Stranded Indian nationals in Kyrgyzstan safely evacuated

     Ministry of External Affairs on Tuesday said that the Embassy of India in Bishek managed to evacuate all Indian nationals, stranded in the towns of Osh and Jalal-Abad, to Bishkek late last night. "A number of Indian nationals, primarily students, were stranded in the towns of Osh and Jalal-Abad in Southern Kyrgyzstan due to civil disturbances. Despite the heavy odds, the Embassy of India in Bishkek, in close coordination with the Kyrgyz authorities, managed to safely evacuate all the Indian nationals to Bishkek late last night," said Ministry of External Affairs spokesman Vishnu Prakash. "Hostel accommodation and meals as possible under the circumstances, have been arranged for the students at Bishkek, by the Embassy. Some of the students have lost their passports. Our Mission will issue new passports and other travel documents as required in such cases," he added.
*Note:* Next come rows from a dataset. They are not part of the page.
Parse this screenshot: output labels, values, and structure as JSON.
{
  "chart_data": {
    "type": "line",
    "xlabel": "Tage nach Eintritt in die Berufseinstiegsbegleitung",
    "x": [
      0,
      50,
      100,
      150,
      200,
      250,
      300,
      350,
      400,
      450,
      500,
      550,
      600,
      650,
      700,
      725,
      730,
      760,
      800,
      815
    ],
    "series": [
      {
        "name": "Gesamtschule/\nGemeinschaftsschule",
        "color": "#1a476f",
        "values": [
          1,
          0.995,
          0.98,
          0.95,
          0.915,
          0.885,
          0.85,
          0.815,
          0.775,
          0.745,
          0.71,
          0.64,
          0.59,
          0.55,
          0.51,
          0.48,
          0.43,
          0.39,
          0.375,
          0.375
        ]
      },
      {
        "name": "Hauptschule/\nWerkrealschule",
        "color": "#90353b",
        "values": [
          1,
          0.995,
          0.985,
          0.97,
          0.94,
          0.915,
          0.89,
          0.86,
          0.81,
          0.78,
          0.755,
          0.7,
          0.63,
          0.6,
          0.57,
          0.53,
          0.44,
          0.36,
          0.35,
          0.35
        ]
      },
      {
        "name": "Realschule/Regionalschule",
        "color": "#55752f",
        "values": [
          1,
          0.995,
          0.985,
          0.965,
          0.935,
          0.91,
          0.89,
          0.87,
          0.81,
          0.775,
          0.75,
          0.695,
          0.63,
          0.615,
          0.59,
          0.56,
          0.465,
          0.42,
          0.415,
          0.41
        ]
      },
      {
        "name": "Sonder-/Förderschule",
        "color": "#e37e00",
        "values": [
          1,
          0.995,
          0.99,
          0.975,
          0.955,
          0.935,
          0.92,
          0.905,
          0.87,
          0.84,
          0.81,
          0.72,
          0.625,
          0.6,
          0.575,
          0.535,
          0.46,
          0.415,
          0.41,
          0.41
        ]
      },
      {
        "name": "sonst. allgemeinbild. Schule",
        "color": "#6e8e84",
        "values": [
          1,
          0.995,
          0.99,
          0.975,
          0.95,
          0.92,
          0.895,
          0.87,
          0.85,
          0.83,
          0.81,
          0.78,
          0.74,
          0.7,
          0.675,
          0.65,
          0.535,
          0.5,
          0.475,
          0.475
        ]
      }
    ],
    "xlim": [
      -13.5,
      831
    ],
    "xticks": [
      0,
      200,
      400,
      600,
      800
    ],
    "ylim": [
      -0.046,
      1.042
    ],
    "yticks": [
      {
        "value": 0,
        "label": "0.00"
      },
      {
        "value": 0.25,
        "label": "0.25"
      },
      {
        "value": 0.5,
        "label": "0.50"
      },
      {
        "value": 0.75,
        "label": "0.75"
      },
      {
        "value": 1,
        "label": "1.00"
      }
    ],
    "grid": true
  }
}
It was informed while some of the students want to stay on at Bishkek, some others would like to return to India. "Our Mission is making efforts to ensure that the students travel to India over the next few days by commercial or chartered flights, which are operating normally in and out of Bishkek," the MEA spokesman further stated. "All the Indian nationals stranded in the southern Kyrgyz towns of Osh and Jalal-Abad were safely evacuated last night by air to Bishkek. They are expected to return to India over the next few days. Flights out of Bishkek are operating normally," a Ministry of External Affairs release said. Fierce clashes between the Kyrgyz majority and the Uzbek minority erupted on Thursday night, turning much of the Central Asian nation into a warzone. Over hundred people have been killed over the past four days in what is being described as the worst ethnic violence in Kyrgyzstan in the last two decades. The interim government in Kyrgyzstan, which took power in April after a popular revolt toppled President Kurmanbek Bakiyev, had appealed for Russian help to quell the riots. Bakiyev, who currently exiled in Belarus, said Kyrgyzstan was on the verge of collapse. Media reports added that violence continued unabated with Kyrgyzs rioters torching Uzbek villages and slaughtering residents. More than 75,000 Uzbeks are said to have crossed over to Uzbekistan.